I had left Birmingham for Derby, in company with a friend, and after we had travelled some distance, he gave away a few tracts. I observed an old man reading the one given to him with very marked attention. Though a working man, his wrinkled forehead and careworn face bore marks of mental anguish, of no ordinary character. I felt a strong desire to speak to the old man, but could not make a beginning. I mentally offered a short prayer; it was this, — “Lord, if it be Thy will that I should speak to this man, cause him to speak to me first.” I sat still a few minutes, when he put up his finger for me. I went and sat by him. He said, “I want to speak to you.” (If the reader does not know what prayer is, he will perhaps wonder at this.) I looked at his anxious face, as he said, “When I was a young man, I read Thomas Paine, Voltaire, and many such; and their writing suited me well then, for I liked to have my full fling in sin; and I had it, both here and far away, across the seas. I travelled both on the continent, and also in South America; and what scenes have I been in! But now” (pointing to his grey hair), “oh, this remorse! it smashes me to pieces.”
I shall never forget the look with which these words were spoken. Oh, my soul! thought I, how much like hell is the anguish of remorse. Almost before I could speak, he went on to say, “I think the deceitful ways of professors make more infidels than all the writings that infidels themselves have written.” “Well,” I said, “if it were not for an old book I have in my pocket, which tells all about that, I should be staggered myself.” “Indeed,” said he; “what book is that?” “Oh,” said I, “it is the Bible; and there is not an evil in the professing church which was not plainly foretold. But you have looked long enough at man; there is nothing in him to heal your broken, smashed heart; I want you to look at another object and that object is God. You will find no deceit in Him; indeed all is sincere love.
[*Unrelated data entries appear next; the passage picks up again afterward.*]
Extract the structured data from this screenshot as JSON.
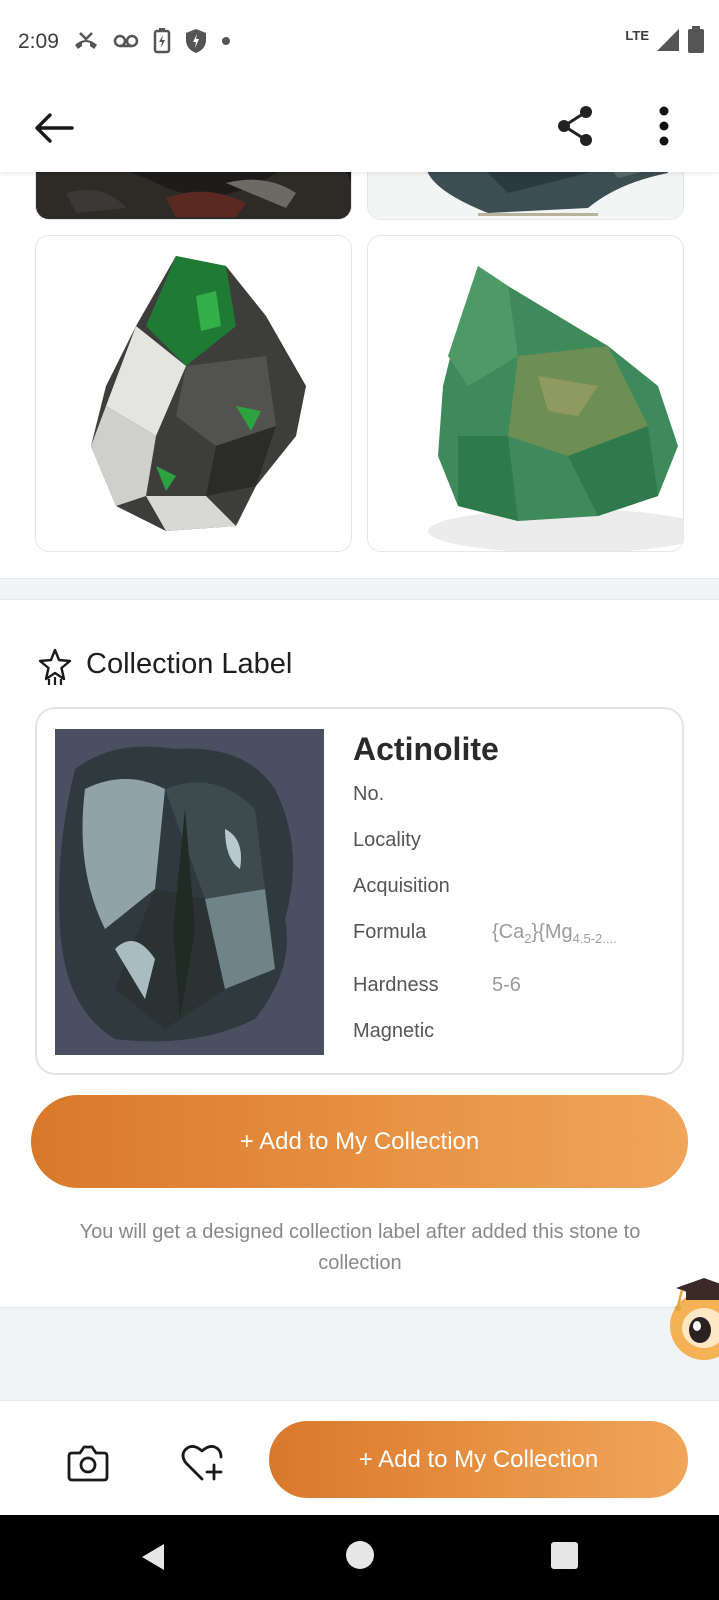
{
  "status_bar": {
    "time": "2:09",
    "network": "LTE",
    "icons": [
      "missed-call-icon",
      "voicemail-icon",
      "battery-saver-icon",
      "shield-icon",
      "dot-icon",
      "signal-icon",
      "battery-icon"
    ]
  },
  "toolbar": {
    "icons": [
      "back-arrow-icon",
      "share-icon",
      "more-vert-icon"
    ]
  },
  "gallery": {
    "images": [
      "dark-rock-photo",
      "dark-green-mineral-photo",
      "green-white-mineral-photo",
      "green-rock-photo"
    ]
  },
  "collection_label": {
    "section_title": "Collection Label",
    "name": "Actinolite",
    "fields": {
      "no_label": "No.",
      "locality_label": "Locality",
      "acquisition_label": "Acquisition",
      "formula_label": "Formula",
      "formula_ca": "{Ca",
      "formula_ca_sub": "2",
      "formula_mg": "}{Mg",
      "formula_mg_sub": "4.5-2....",
      "hardness_label": "Hardness",
      "hardness_value": "5-6",
      "magnetic_label": "Magnetic"
    }
  },
  "cta": {
    "add_button_label": "+ Add to My Collection",
    "hint_text": "You will get a designed collection label after added this stone to collection"
  },
  "bottom_bar": {
    "add_button_label": "+ Add to My Collection",
    "icons": [
      "camera-icon",
      "heart-plus-icon"
    ]
  },
  "colors": {
    "accent_orange": "#e2873a",
    "band_gray": "#f1f4f7"
  }
}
“I don’t ask you to do this or that to get to God, but I want to tell you, smashed under sin and guilt as you are, what God has done to get to you. I want to tell you what He is, and what He has done, as displayed through the cross of Christ. The love that is seen there is all sincere, and it is all the work of God. Man put Christ to death, but God so loved. Yes, it is the cross of Christ alone that heals the broken heart. It has been truly said, that to heal the broken heart, Christ’s own heart must be broken first. It was broken. He died for us, ‘the just for the unjust, to bring us to God.'”
I pointed out the difference between our having to seek and to serve God, in order to be saved, and God’s having sent His Son to seek and to save that which was lost. I told him the following anecdote to illustrate this most important difference: — A man I knew, in Derbyshire, was walking in a dangerous mine, with a candle in his hand, when a drop of water from the roof fell upon his candle, and put out the light. The mine was a very dangerous place, and he, alone and without light, could not find his way out. He remained a long time in this dreary condition, until he became greatly alarmed; indeed, such was the effect on his mind, that he was in danger of losing his reason. Whilst in this state, he thought he saw the glimmering of a light. It was a light; he fixed his eyes on that light; it came nearer and nearer, until at last he saw the face of his own brother, who had come to seek him. His friends having become alarmed on account of his long absence, his brother had descended into this pit of darkness to seek and to save him that was lost.
“Mind you,” said I, “he did not stand at the pit’s mouth calling out, that if his lost brother would but come out of that pit of darkness, he would then save him, as many falsely represent Christ as doing. No; he came to the very place where that brother was, and who needed his help.” I said to the old man, “You are in the dark pit of sin and death; your candle of youth has been put out; you are beginning to feel something of the fearful solitude; alone without God. Do you catch a glimmering of the light in the face of Jesus Christ? Fix your eye there. The light will come nearer and nearer, till it shews you, in that blessed One, the face of a Saviour, who does not tell you to come out of the pit first to save yourself, and that then, when you do not need saving, He will save you. Oh, no, He knew we were too far lost for that. He descended into the very pit of sin and death; He bore sin’s curse and condemnation, that there might be none for us; and He alone can, and does, deliver from sin’s power. He comes to you in the pit; give Him your hand, He will lead you to eternal day.”
There was power in the name of Jesus; a change passed over the old man’s countenance; the raging storm was calming down; the goodness of God was leading him to repentance. He had never thus seen God manifest in the flesh, as the God of love. He had long been trying to get out of the pit, like many others, but had never before seen Jesus coming into it to save him. Our conversation was suddenly stopped — we parted at Derby. I trust we shall meet again at the great and glorious terminus — the coming of the Lord.